My second option is extending Peace Corps for a third year here in Swaziland. I’ve talked to Michelle about working for a year on her farm/at the orphanage/with an HIV-related organization that she’s on the board for. The organization, NATICC, does HIV testing, education and training of trainers throughout the Shiselweni Region, which is an area I’m already familiar with, and they’re desperately seeking long-term volunteers. It would be a great resume-building opportunity, plus I’d get some real experience in public health and I’d get to spend another year working with the kids at Pasture Valley.

My final and, at this point leading, option is to finish here in August and go back to Nairobi for a while. I’d like to work on my Kiswahili language skills and work with urban poverty and health issues, which is a completely different beast than rural poverty in Swaziland. It would be a great opportunity to get some experience, plus I’d get the whole Kenya thing out of my system. (It’s common with people who have studied there, I think. Everybody can’t wait to get back.) Plus, a few of the schools I’m interested in require “limited working proficiency” in a modern language other than English, and siSwati doesn’t count. The only problem is that I need to find a job or a volunteer organization that will provide housing. Do you know of anything like that?

No matter what, I’m planning on going to grad school as soon as I get back to the US. It’s just a matter of when that is.

Thoughts?

I think that’s all for now. This week I’m in Mbabane for my mid-service medical exams and teeth cleaning (I’m excited!), as well as for the going away party of our beloved Assistant Peace Corps Director who guides us through the whole process of getting money from the government, connects us with valuable resources and teaches us everything else we need to know to do our job effectively. And he’ll be replaced by someone who will, undoubtedly, be inferior. Then, hopefully next week, school will start again and I’ll have something to do all the time. I’m crossing my fingers because I’m all out of TV series to watch.

Love from the Swaz!

(and I promise I won’t go another whole month without writing…)


His Majesty King Mswati III.


G is for Giraffe. Or orange llamas with brown spots. I never claimed to be a GOOD artist.


Swaziland loves wrestling.

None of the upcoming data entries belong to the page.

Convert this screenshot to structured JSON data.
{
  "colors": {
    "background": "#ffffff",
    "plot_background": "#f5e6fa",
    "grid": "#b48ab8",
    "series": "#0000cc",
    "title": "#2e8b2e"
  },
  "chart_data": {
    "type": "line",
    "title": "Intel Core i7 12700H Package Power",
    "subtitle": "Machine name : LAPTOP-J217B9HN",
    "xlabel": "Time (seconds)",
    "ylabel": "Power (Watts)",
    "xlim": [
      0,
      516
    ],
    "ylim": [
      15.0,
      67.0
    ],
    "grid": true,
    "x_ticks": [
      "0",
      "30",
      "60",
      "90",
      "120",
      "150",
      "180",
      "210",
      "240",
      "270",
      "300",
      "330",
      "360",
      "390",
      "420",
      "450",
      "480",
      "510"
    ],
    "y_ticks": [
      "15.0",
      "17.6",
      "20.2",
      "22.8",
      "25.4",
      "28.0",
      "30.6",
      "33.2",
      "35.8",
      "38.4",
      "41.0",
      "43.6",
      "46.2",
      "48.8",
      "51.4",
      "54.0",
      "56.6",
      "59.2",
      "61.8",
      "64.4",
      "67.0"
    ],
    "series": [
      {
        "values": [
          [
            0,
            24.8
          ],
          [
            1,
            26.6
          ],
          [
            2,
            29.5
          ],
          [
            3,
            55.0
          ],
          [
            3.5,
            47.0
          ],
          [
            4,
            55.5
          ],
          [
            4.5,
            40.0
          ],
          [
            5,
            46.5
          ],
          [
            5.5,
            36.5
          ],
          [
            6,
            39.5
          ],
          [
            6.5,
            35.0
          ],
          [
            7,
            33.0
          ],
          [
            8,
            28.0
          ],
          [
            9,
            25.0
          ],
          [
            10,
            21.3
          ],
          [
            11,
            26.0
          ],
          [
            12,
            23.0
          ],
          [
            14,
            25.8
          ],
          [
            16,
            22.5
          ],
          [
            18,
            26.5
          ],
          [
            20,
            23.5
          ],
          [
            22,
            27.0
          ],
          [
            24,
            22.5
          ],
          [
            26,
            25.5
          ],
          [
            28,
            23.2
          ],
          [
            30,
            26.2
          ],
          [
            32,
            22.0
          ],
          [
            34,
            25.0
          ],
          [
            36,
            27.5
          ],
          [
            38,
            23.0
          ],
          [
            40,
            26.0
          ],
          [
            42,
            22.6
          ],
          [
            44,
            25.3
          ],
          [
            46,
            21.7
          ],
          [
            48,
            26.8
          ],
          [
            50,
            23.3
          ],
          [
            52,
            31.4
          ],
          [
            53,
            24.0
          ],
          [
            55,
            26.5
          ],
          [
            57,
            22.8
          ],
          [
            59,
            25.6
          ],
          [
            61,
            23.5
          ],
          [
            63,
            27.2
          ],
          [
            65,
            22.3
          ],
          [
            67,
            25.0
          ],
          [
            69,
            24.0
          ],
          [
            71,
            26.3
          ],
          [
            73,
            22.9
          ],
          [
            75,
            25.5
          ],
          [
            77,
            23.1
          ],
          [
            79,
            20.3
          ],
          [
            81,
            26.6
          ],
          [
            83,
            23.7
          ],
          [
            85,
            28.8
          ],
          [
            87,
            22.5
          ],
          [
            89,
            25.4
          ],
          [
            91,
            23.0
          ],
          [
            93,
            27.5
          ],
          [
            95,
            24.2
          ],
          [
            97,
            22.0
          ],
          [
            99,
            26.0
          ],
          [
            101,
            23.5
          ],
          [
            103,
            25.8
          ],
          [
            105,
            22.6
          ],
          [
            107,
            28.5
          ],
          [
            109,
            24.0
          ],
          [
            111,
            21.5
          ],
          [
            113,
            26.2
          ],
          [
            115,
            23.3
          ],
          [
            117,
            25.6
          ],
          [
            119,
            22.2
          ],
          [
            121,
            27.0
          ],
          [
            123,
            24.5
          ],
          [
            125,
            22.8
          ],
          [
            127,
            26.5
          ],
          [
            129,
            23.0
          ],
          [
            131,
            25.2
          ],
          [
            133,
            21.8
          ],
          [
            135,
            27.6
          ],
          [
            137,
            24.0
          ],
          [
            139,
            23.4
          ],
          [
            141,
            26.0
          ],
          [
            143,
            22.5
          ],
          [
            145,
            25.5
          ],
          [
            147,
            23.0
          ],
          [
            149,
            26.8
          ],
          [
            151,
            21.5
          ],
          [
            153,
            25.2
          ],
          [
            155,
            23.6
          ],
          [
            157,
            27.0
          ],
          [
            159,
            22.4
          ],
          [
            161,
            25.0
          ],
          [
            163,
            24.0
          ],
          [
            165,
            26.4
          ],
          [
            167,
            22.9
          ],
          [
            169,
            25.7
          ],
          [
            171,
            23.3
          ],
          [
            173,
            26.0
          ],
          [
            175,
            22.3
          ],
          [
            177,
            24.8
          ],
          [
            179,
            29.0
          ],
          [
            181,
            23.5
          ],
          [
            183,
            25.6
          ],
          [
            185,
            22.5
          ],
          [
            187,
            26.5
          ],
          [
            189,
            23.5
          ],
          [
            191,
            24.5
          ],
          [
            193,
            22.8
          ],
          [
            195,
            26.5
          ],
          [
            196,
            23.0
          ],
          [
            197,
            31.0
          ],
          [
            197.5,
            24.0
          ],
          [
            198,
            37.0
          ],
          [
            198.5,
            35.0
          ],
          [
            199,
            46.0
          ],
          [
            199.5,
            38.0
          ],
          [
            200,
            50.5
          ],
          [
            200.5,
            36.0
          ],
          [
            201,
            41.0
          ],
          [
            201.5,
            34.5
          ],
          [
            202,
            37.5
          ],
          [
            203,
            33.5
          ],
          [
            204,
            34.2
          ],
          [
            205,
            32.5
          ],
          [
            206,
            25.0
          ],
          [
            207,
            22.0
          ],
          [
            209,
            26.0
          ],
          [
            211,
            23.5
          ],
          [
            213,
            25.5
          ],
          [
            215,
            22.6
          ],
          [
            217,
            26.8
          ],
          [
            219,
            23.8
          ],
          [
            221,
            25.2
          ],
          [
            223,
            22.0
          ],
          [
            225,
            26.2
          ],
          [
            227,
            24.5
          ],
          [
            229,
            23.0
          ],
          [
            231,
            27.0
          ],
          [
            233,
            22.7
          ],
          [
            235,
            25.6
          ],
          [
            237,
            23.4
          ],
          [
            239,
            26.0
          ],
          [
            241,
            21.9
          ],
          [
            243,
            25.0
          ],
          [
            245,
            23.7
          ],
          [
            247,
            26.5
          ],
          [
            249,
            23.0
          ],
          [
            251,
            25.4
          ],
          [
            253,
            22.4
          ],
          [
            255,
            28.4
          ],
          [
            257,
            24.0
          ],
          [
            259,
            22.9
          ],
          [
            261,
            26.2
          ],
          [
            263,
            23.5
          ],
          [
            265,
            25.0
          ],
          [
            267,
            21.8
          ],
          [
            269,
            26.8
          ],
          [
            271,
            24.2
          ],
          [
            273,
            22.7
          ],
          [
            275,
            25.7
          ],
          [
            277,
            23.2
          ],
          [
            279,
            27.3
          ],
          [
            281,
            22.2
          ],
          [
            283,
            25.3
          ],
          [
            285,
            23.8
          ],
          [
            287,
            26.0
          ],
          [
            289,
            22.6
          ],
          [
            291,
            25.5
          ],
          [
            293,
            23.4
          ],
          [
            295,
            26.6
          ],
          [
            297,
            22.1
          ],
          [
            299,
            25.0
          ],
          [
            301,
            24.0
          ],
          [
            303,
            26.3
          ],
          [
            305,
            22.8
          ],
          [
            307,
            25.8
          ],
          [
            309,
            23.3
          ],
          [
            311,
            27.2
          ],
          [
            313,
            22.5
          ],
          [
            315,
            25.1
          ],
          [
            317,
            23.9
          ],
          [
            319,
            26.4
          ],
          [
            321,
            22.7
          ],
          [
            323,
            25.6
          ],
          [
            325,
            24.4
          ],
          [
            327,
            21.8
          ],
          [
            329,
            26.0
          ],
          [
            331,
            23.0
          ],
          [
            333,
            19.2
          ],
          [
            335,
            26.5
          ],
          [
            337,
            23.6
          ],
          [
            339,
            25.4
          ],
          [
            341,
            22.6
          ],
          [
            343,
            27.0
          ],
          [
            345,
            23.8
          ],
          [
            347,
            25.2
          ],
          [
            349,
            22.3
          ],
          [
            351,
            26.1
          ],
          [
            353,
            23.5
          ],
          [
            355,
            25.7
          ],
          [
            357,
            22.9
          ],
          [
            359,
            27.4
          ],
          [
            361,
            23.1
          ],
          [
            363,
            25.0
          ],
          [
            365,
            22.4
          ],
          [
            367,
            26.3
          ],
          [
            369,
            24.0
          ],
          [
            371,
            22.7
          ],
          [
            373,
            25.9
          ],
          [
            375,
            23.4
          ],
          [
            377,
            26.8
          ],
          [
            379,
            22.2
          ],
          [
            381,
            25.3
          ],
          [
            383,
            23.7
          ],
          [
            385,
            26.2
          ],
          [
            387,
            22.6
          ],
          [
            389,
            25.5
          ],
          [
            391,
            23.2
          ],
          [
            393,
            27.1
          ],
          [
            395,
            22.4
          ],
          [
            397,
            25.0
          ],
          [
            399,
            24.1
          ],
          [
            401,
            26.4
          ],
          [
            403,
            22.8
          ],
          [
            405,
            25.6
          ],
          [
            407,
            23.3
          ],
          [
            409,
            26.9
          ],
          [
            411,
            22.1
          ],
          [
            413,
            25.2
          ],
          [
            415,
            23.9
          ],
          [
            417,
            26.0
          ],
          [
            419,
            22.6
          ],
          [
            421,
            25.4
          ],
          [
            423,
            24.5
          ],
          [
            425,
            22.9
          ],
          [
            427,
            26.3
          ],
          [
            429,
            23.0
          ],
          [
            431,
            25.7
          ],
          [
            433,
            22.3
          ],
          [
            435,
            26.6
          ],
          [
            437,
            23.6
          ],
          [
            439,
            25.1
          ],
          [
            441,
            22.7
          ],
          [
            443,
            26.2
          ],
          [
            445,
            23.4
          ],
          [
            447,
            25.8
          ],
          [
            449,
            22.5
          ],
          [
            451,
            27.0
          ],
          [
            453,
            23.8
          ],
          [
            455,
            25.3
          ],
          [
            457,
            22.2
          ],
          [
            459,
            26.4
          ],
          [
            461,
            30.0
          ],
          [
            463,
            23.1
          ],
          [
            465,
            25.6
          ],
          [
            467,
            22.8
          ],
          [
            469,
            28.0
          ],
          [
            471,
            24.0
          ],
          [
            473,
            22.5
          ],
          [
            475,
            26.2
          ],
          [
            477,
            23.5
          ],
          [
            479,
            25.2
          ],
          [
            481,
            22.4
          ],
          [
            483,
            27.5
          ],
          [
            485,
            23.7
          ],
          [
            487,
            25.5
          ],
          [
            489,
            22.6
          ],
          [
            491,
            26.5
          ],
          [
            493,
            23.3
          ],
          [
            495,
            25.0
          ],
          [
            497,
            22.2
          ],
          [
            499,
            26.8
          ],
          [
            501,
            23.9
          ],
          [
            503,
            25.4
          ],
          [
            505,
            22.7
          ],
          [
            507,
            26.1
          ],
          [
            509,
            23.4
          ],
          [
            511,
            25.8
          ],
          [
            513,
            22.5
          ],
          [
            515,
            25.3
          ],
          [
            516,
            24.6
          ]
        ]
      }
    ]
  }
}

This is the sign inside the kombi (mini-bus) that I always take. Batista (I think that's who that is...) is going to enforce the "Don't Drink and Drive" rule.


Jenn, the cherry tree and the kids at Pasture Valley Children's Home.


The alphabet and the kids from Pasture Valley.


My sisi Sibongile and the rat she killed while I screamed about it.


Mkelo, Mathedi and Sisi outside the chicken coop. The adults were busy slaughtering a pig while I was taking these photos.


Me with two girls (Anele and Image) from Pasture Valley.


Me and Mpendulo, the baby. He's 9 weeks old now!


Sisi and Eliza (now 5 months) outside the pit latrine.


Me and Charlotte enjoying our free meal at Umhlanga. This photo is me bragging about it.


My favorite part of Umhlanga (other than the meal) was the girl in the foreground carrying toilet paper. They were all carrying something, but mostly sticks. I guess that girl just wanted to be prepared!


All the girls at Umhlanga.


The whole Shiselweni Crew!!! Me, Jenn, Barry and Jaci. We're awesome.